Fbsunardian |
Penulis: Sunardian Wirodono
Atorcator.Com - Mengapa Presiden sebaik Jokowi, yang nyapres di Pilpres 2019, ada yang tak menghendaki? Bahkan giat kampanye ‘2019 Ganti Presiden’?
Data berbagai survei, menunjukkan para pejabat pemerintah, ASN (Aparat Sipil Negara), majoritas tidak memilih Jokowi yang mempunyai track-record jelas. Malah lebih suka yang tak jelas. Siapa mereka dan mengapa?
Dalam relasi manusia, yang tak menguntungkan akan (cenderung) disingkiri, bahkan disingkirkan. Yang menginginkan bisa diduga yang diuntungkan, atau setidaknya lebih merasa hal itu menyenangkan atau disenanginya. Sementara yang tak menginginkan, bisa jadi karena tak diuntungkan. Tidak menjadi senang karena itu menimbulkan kekecewaannya.
Berbagai cara dipakai, dengan memainkan isu dan sentimen agama, ideologi negara dan nasionalisme. Dengan menyebut sorga dan neraka, PKI atau komunisme, antek asing-aseng. Sampai tak tinemu nalar ketika Jokowi dituding kapitalis sekaligus komunis.
Kelompok itu bisa satu kubu dengan pemikiran model RG, karena hanya yang literasinya rendah bisa dikibuli oleh literasi yang rendah pula. Ketika ada fenomena ulama atau ustadz dangkal, bukan karena penghinaan atau kriminalisasi, tapi karena mereka menghina-dina diri-sendiri dengan ketidakpantasannya.
Dalam soal ASN yang tak memilih Jokowi, kajian historisnya bisa dirunut sejak Sukarno hingga SBY. Dengan tingkat disiplin rendah, kapabelitas tak memadai, sikap pelayanan minus, tapi kecenderungan korupsi tinggi. Di situ mereka hidup nyaman. Bisa tak masuk kerja berbulan-bulan, atau dalam posisi tak lagi sebagai ASN, tapi menikmati gaji sampai belasan tahun.
Sekarang gaji ASN lebih memadai, meski tetap kalah tinggi dengan sep-asep atau hasil objekan mereka sebagai aparat pemerintah dan negara. Konon ada yang tiap hari dapat ‘jatah preman’ jutaan, padahal gajinya sudah belasan atau puluhan juta. Kini perlahan semuanya bisa hilang, setidaknya tak lagi mudah dilakukan. Aturan dan pengawasan diperketat. Digitalisasi masuk sistem dan mekanisme birokrasi serta anggaran.
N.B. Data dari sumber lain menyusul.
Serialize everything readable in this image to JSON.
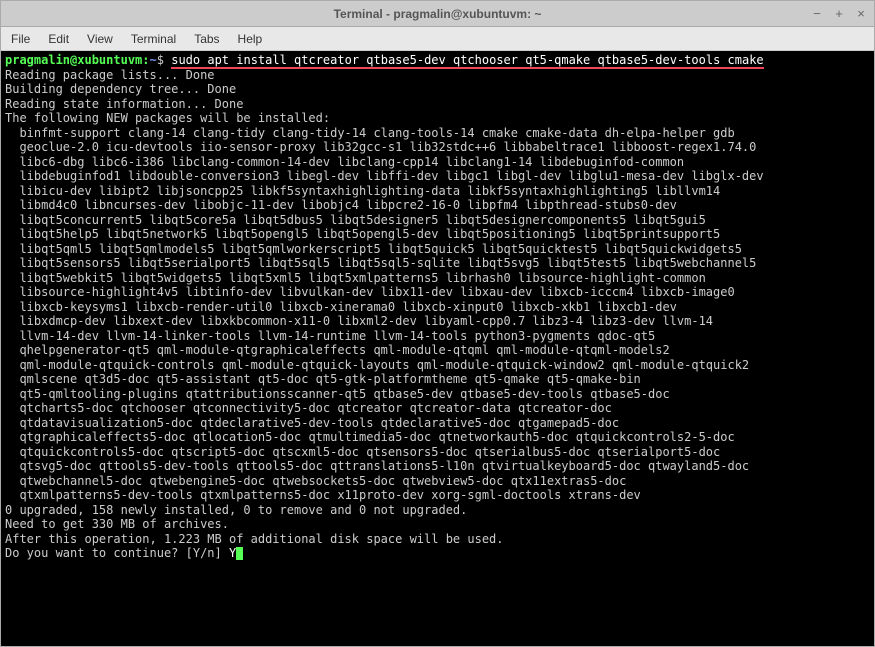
{
  "window": {
    "title": "Terminal - pragmalin@xubuntuvm: ~",
    "controls": {
      "minimize": "−",
      "maximize": "+",
      "close": "×"
    }
  },
  "menubar": {
    "items": [
      "File",
      "Edit",
      "View",
      "Terminal",
      "Tabs",
      "Help"
    ]
  },
  "prompt": {
    "user_host": "pragmalin@xubuntuvm",
    "separator": ":",
    "path": "~",
    "symbol": "$"
  },
  "command": "sudo apt install qtcreator qtbase5-dev qtchooser qt5-qmake qtbase5-dev-tools cmake",
  "output_lines": [
    "Reading package lists... Done",
    "Building dependency tree... Done",
    "Reading state information... Done",
    "The following NEW packages will be installed:",
    "  binfmt-support clang-14 clang-tidy clang-tidy-14 clang-tools-14 cmake cmake-data dh-elpa-helper gdb",
    "  geoclue-2.0 icu-devtools iio-sensor-proxy lib32gcc-s1 lib32stdc++6 libbabeltrace1 libboost-regex1.74.0",
    "  libc6-dbg libc6-i386 libclang-common-14-dev libclang-cpp14 libclang1-14 libdebuginfod-common",
    "  libdebuginfod1 libdouble-conversion3 libegl-dev libffi-dev libgc1 libgl-dev libglu1-mesa-dev libglx-dev",
    "  libicu-dev libipt2 libjsoncpp25 libkf5syntaxhighlighting-data libkf5syntaxhighlighting5 libllvm14",
    "  libmd4c0 libncurses-dev libobjc-11-dev libobjc4 libpcre2-16-0 libpfm4 libpthread-stubs0-dev",
    "  libqt5concurrent5 libqt5core5a libqt5dbus5 libqt5designer5 libqt5designercomponents5 libqt5gui5",
    "  libqt5help5 libqt5network5 libqt5opengl5 libqt5opengl5-dev libqt5positioning5 libqt5printsupport5",
    "  libqt5qml5 libqt5qmlmodels5 libqt5qmlworkerscript5 libqt5quick5 libqt5quicktest5 libqt5quickwidgets5",
    "  libqt5sensors5 libqt5serialport5 libqt5sql5 libqt5sql5-sqlite libqt5svg5 libqt5test5 libqt5webchannel5",
    "  libqt5webkit5 libqt5widgets5 libqt5xml5 libqt5xmlpatterns5 librhash0 libsource-highlight-common",
    "  libsource-highlight4v5 libtinfo-dev libvulkan-dev libx11-dev libxau-dev libxcb-icccm4 libxcb-image0",
    "  libxcb-keysyms1 libxcb-render-util0 libxcb-xinerama0 libxcb-xinput0 libxcb-xkb1 libxcb1-dev",
    "  libxdmcp-dev libxext-dev libxkbcommon-x11-0 libxml2-dev libyaml-cpp0.7 libz3-4 libz3-dev llvm-14",
    "  llvm-14-dev llvm-14-linker-tools llvm-14-runtime llvm-14-tools python3-pygments qdoc-qt5",
    "  qhelpgenerator-qt5 qml-module-qtgraphicaleffects qml-module-qtqml qml-module-qtqml-models2",
    "  qml-module-qtquick-controls qml-module-qtquick-layouts qml-module-qtquick-window2 qml-module-qtquick2",
    "  qmlscene qt3d5-doc qt5-assistant qt5-doc qt5-gtk-platformtheme qt5-qmake qt5-qmake-bin",
    "  qt5-qmltooling-plugins qtattributionsscanner-qt5 qtbase5-dev qtbase5-dev-tools qtbase5-doc",
    "  qtcharts5-doc qtchooser qtconnectivity5-doc qtcreator qtcreator-data qtcreator-doc",
    "  qtdatavisualization5-doc qtdeclarative5-dev-tools qtdeclarative5-doc qtgamepad5-doc",
    "  qtgraphicaleffects5-doc qtlocation5-doc qtmultimedia5-doc qtnetworkauth5-doc qtquickcontrols2-5-doc",
    "  qtquickcontrols5-doc qtscript5-doc qtscxml5-doc qtsensors5-doc qtserialbus5-doc qtserialport5-doc",
    "  qtsvg5-doc qttools5-dev-tools qttools5-doc qttranslations5-l10n qtvirtualkeyboard5-doc qtwayland5-doc",
    "  qtwebchannel5-doc qtwebengine5-doc qtwebsockets5-doc qtwebview5-doc qtx11extras5-doc",
    "  qtxmlpatterns5-dev-tools qtxmlpatterns5-doc x11proto-dev xorg-sgml-doctools xtrans-dev",
    "0 upgraded, 158 newly installed, 0 to remove and 0 not upgraded.",
    "Need to get 330 MB of archives.",
    "After this operation, 1.223 MB of additional disk space will be used."
  ],
  "continue_prompt": "Do you want to continue? [Y/n] ",
  "continue_answer": "Y"
}
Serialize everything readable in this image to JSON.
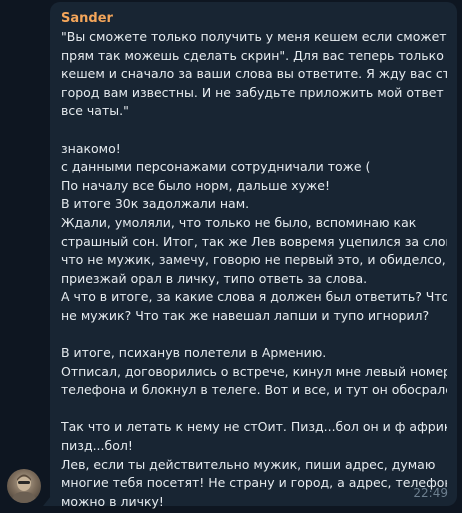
{
  "message": {
    "sender": "Sander",
    "lines": [
      "\"Вы сможете только получить у меня кешем если сможете -",
      "прям так можешь сделать скрин\". Для вас теперь только",
      "кешем и сначало за ваши слова вы ответите. Я жду вас страна",
      "город вам известны. И не забудьте приложить мой ответ во",
      "все чаты.\"",
      "",
      "знакомо!",
      "с данными персонажами сотрудничали тоже (",
      "По началу все было норм, дальше хуже!",
      "В итоге 30к задолжали нам.",
      "Ждали, умоляли, что только не было, вспоминаю как",
      "страшный сон. Итог, так же Лев вовремя уцепился за слова",
      "что не мужик, замечу, говорю не первый это, и обиделсо,",
      "приезжай орал в личку, типо ответь за слова.",
      "А что в итоге, за какие слова я должен был ответить? Что он",
      "не мужик? Что так же навешал лапши и тупо игнорил?",
      "",
      "В итоге, психанув полетели в Армению.",
      "Отписал, договорились о встрече, кинул мне левый номер",
      "телефона и блокнул в телеге. Вот и все, и тут он обосрался.",
      "",
      "Так что и летать к нему не стОит. Пизд...бол он и ф африке",
      "пизд...бол!",
      "Лев, если ты действительно мужик, пиши адрес, думаю",
      "многие тебя посетят! Не страну и город, а адрес, телефон ,",
      "можно в личку!"
    ],
    "time": "22:49"
  },
  "colors": {
    "background": "#0e1621",
    "bubble": "#182533",
    "sender": "#f3a55a",
    "text": "#e6ebef",
    "time": "#6d7f8f"
  }
}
Perlahan semua bisa berubah. Itu menyebalkan bagi yang dirugikan. Beda dengan janji-janji toko sebelah; “Untuk apa teknologi tinggi kalau merugikan rakyat’?” Yang dimaksud ialah rakyat yang terkena imbas perubahan. Bagi rakyat jelata, yang selama ini jadi sapi perah birokrasi, tentu lebih diuntungkan. Ngurus surat-surat berkait administrasi negara, bisa lebih murah dan cepat. Kalau ada kendala karena ulah ASN korup dan jahat, rakyat kini bisa main ancam unggah ke medsos.
Perbandingan antara ASN, para aparat negara seperti Polisi dan Tentara, atau aparat tinggi negara yang sewenang-wenang, yang tak suka dengan Jokowi, lebih kecil dibanding rakyat jelata yang inginkan Jokowi kembali. Karena memilih Jokowi, adalah membantu proses reformasi birokrasi lebih cepat. Birokrasi yang tidak korup, awal dari janji perubahan dan keadilan bagi seluruh rakyat Indonesia. Rakyat kuat negara kuat. Sukur bage dengan parlemen tanpa duo fucks!